Anıtkabir…
Sadece mermerden bir yapı değildir.
O, Türk’ün yeniden ayağa kalkışının, bir milletin küllerinden doğuşunun taşlara kazınmış destanıdır.
Atatürk’ün naaşı oradadır evet…
Ama asıl olan, Atatürk’ün fikirlerinin, ülkülerinin, nefesinin hâlâ orada dolaşıyor olmasıdır.
Bugün çıkıp da, cehaletin sisli koridorlarında dolaşan bazıları, bu abideye “Yunan yapıtı” deme hadsizliğine kalkışıyor.
Bilmiyorlar ki, Anıtkabir’in her taşı, Türk mimarisinin vakarını; her sütunu, Türk devlet aklının asaletini; her çizgisi, Atatürk’ün ufkunu taşır.
Çünkü bu yapı, bir mezar değil, bir milletin ebedî yeminidir.
Atatürk, “Yurtta Sulh, Cihanda Sulh” dediğinde dünya bunu bir diplomasi cümlesi sandı.
Oysa Atatürk, Türk milletinin yüreğine kazınacak bir insanlık ülküsü çiziyordu.

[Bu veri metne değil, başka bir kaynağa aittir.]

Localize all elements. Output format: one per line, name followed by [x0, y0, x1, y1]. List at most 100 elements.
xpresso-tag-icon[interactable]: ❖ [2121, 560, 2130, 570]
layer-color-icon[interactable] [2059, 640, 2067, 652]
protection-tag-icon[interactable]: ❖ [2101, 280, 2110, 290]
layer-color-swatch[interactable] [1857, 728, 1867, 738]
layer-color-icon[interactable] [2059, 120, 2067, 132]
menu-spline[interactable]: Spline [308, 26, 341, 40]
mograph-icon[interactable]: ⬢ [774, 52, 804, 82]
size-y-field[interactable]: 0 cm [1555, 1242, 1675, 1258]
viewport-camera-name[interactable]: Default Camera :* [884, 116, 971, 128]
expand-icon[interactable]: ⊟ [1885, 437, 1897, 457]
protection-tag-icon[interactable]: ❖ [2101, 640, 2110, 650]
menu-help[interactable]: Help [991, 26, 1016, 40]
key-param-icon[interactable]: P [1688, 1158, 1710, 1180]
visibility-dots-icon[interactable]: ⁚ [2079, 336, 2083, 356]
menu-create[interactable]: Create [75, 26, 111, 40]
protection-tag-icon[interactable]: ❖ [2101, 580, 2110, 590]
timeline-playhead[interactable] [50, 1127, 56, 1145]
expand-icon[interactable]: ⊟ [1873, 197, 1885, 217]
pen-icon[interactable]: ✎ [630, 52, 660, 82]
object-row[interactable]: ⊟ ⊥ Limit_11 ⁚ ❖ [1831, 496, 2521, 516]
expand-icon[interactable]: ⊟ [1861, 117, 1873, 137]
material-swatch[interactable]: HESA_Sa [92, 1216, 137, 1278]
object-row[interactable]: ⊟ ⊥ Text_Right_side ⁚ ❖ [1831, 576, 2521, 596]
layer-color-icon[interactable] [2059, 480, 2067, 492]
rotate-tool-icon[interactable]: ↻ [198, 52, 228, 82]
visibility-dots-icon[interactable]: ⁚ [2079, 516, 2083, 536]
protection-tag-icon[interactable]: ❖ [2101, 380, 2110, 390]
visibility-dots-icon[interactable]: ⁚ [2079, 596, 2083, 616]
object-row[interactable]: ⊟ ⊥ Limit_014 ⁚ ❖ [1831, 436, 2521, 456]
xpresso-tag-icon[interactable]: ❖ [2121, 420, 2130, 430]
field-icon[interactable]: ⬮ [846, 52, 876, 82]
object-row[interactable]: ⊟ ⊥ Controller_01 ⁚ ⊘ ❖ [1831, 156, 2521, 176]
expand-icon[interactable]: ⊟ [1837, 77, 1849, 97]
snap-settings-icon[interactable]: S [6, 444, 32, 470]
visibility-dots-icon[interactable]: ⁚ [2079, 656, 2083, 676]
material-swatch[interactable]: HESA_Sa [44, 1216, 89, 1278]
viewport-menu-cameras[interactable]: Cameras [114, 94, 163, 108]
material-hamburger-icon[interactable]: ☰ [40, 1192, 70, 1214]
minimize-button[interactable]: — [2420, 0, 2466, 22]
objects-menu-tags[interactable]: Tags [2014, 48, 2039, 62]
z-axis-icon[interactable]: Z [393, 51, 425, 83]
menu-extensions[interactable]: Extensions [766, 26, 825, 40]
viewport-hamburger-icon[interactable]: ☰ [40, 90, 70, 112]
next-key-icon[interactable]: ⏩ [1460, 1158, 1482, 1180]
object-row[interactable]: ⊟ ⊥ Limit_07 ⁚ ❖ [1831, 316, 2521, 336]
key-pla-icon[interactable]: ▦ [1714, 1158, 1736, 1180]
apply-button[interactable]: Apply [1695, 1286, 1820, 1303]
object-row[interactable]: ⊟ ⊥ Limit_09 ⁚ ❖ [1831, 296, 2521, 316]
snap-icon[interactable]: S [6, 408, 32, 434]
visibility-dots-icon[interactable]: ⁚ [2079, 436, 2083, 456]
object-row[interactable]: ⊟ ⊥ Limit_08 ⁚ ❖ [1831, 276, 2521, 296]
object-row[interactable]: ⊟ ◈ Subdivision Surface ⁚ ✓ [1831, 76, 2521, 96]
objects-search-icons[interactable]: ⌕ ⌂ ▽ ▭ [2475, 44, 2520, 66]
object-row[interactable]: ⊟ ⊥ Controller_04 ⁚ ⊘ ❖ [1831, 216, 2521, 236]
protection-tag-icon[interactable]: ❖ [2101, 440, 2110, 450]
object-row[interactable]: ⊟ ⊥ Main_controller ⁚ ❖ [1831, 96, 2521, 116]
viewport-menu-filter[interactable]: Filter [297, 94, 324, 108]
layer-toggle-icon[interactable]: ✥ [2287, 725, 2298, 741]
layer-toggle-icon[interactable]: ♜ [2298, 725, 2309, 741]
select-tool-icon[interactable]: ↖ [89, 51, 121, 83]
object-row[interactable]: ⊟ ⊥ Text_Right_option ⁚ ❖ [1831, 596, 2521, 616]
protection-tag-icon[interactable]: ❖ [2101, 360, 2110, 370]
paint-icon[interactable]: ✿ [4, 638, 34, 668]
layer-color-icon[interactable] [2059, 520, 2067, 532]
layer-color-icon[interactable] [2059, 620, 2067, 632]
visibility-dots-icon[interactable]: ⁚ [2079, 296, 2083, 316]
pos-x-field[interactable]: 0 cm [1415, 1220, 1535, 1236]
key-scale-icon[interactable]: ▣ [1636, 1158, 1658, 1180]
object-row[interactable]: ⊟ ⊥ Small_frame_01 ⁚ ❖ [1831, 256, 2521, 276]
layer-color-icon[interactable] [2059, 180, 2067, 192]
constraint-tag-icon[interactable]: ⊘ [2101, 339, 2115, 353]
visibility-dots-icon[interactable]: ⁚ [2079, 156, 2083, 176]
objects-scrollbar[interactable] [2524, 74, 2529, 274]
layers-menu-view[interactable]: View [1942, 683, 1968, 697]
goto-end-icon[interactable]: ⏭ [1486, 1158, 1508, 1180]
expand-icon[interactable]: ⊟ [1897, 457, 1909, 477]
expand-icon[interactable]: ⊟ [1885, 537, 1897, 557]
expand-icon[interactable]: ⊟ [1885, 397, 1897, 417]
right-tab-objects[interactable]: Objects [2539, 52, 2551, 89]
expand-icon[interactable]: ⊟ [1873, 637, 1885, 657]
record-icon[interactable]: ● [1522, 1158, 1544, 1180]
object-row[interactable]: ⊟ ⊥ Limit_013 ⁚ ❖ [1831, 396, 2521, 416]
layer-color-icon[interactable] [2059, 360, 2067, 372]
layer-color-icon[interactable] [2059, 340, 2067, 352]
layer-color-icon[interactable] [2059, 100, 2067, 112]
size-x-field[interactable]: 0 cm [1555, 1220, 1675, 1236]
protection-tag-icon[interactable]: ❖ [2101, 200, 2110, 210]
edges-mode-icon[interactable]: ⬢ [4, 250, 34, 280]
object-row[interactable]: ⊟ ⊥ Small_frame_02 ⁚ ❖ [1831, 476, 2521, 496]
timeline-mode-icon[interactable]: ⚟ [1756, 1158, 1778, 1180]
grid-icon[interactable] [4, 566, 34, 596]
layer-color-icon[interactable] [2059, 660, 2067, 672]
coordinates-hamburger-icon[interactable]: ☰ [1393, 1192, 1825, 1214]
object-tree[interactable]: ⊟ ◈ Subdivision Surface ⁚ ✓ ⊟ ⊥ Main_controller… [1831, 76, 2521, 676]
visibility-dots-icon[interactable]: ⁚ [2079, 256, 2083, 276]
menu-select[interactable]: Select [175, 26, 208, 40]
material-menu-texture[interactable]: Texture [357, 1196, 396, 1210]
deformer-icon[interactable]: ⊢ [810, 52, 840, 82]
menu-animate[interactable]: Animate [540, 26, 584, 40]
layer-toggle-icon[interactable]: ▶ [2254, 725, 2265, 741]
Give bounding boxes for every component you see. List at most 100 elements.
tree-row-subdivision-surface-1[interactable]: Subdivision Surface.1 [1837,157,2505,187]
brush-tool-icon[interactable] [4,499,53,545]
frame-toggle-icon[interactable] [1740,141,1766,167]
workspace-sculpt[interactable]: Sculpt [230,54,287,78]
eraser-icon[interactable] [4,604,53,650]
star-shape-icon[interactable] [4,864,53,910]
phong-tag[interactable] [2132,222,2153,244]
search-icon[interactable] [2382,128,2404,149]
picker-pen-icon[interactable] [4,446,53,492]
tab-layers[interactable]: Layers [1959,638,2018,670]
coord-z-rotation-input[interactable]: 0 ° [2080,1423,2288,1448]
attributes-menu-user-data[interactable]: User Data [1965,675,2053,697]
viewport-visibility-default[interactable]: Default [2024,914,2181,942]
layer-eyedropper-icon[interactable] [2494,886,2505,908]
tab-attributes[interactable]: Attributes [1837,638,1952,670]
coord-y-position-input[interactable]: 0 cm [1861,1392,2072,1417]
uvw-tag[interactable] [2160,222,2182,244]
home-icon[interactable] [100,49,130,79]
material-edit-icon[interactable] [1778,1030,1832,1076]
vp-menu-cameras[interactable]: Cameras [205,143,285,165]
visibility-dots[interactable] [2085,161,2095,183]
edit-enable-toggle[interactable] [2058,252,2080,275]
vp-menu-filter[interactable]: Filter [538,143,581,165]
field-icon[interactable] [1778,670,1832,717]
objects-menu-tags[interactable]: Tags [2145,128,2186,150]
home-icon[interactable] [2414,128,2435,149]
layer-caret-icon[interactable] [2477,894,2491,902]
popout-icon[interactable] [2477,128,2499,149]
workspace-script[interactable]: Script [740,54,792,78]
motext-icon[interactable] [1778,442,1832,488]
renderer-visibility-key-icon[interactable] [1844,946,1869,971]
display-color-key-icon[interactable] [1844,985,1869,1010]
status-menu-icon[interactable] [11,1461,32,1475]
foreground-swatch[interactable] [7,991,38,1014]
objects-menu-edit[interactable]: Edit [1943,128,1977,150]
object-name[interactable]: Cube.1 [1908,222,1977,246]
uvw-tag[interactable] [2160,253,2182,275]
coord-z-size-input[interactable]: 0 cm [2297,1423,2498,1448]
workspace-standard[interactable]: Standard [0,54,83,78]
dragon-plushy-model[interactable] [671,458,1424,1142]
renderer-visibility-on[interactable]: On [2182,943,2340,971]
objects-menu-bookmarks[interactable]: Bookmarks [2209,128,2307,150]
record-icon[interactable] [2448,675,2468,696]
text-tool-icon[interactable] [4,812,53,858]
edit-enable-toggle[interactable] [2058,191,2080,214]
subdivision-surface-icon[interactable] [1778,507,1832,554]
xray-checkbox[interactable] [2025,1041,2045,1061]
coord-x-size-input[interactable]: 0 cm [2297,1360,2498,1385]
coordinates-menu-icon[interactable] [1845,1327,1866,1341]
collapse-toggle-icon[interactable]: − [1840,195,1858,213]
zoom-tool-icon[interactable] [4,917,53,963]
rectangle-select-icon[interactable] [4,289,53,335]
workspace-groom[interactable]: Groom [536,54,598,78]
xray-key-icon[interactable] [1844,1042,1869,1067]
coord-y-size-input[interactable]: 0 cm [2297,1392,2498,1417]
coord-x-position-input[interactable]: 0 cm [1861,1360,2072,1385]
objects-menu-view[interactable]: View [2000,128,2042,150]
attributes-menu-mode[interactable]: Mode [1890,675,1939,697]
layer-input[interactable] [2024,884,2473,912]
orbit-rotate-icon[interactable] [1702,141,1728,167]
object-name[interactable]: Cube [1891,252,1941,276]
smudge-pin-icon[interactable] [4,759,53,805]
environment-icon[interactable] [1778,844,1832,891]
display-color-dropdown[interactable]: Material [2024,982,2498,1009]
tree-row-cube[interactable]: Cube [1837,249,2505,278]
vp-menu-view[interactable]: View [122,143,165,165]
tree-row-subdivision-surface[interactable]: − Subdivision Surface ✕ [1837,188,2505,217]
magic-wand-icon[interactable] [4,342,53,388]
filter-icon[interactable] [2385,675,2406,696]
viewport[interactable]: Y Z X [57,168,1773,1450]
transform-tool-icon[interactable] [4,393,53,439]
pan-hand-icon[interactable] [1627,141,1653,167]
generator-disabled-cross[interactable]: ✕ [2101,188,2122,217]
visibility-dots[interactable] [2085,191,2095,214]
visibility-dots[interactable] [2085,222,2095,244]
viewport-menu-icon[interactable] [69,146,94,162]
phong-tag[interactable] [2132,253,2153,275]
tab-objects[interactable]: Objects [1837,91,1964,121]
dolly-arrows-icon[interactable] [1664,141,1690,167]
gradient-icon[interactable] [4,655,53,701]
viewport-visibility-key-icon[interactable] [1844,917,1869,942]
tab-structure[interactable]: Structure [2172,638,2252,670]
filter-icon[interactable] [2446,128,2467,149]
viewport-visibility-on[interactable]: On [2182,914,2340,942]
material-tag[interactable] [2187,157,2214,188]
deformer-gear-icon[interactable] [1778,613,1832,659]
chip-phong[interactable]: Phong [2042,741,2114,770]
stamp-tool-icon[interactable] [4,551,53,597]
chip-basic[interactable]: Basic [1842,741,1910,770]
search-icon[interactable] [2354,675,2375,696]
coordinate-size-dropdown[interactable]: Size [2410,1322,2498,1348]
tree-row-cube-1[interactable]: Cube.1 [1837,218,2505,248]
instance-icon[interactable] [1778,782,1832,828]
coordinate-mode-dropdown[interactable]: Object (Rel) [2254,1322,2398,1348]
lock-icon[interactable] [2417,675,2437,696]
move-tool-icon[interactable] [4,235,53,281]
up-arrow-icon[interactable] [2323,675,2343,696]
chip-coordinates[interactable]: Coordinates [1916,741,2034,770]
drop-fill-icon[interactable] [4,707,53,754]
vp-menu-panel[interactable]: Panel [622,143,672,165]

Bu yüzdendir ki Anıtkabir’i tasarlayanlar, yapıyı bir parkla değil, bir barış ormanıyla çevrelemeyi seçtiler.
Yurtta barışı temsilen kendi fidanlıklarımızdan on binlerce ağaç getirildi.
Ama Atatürk’ün ufku yalnız bu topraklarla sınırlı mıydı?
Hayır!
24 ülkeye çağrı yapıldı.
“Dünya barışı adına bir fidan gönderin” denildi.
Ve dünya, büyük bir Türk evladının hatırası karşısında saygıyla eğildi.
Amerika’dan mavi ladin…
Finlandiya’dan huş…
Japonya’dan kiraz…
Irak’tan Musul fıstığı…
İngiltere’den meşe…
Kanada’dan akçaağaç…
Çin’den göknar tohumu…
Ve tarih boyunca rekabet ettiğimiz Yunanistan bile 5 kayın, 5 göknar gönderdi.
Demek ki mesele siyaset değilmiş…
Mesele sınır da değilmiş.
Mesele, insanlık tarihine geçen bir lideri takdir etmekmiş.
Bugün Anıtkabir’in rüzgârında hışırdayan her yaprak, bize aynı gerçeği hatırlatır:
“Böyle bir devlet adamı bir daha gelmez.”
Evet…
Bazı borçlar ödenmez.
Atatürk’e duyduğumuz borç da böyledir.
Ona borçlu olmak, bir yük değil; bir şereftir.
Bizim neslimiz de, gelecek nesiller de bu borcu taşımaya devam edecektir.
Çünkü o borç, bu milletin başını dik tutan onurdur.
Anıtkabir’e her çıktığınızda o sessiz orman size bir şey fısıldar:
“Bu millet var oldukça, Atatürk de yaşayacak.”
Ve biz, Türk Milliyetçileri…
O’nunla aynı ülkünün, aynı ahlâkın, aynı devlet terbiyesinin takipçileri olarak, bu emaneti sonsuza kadar taşıyacağız.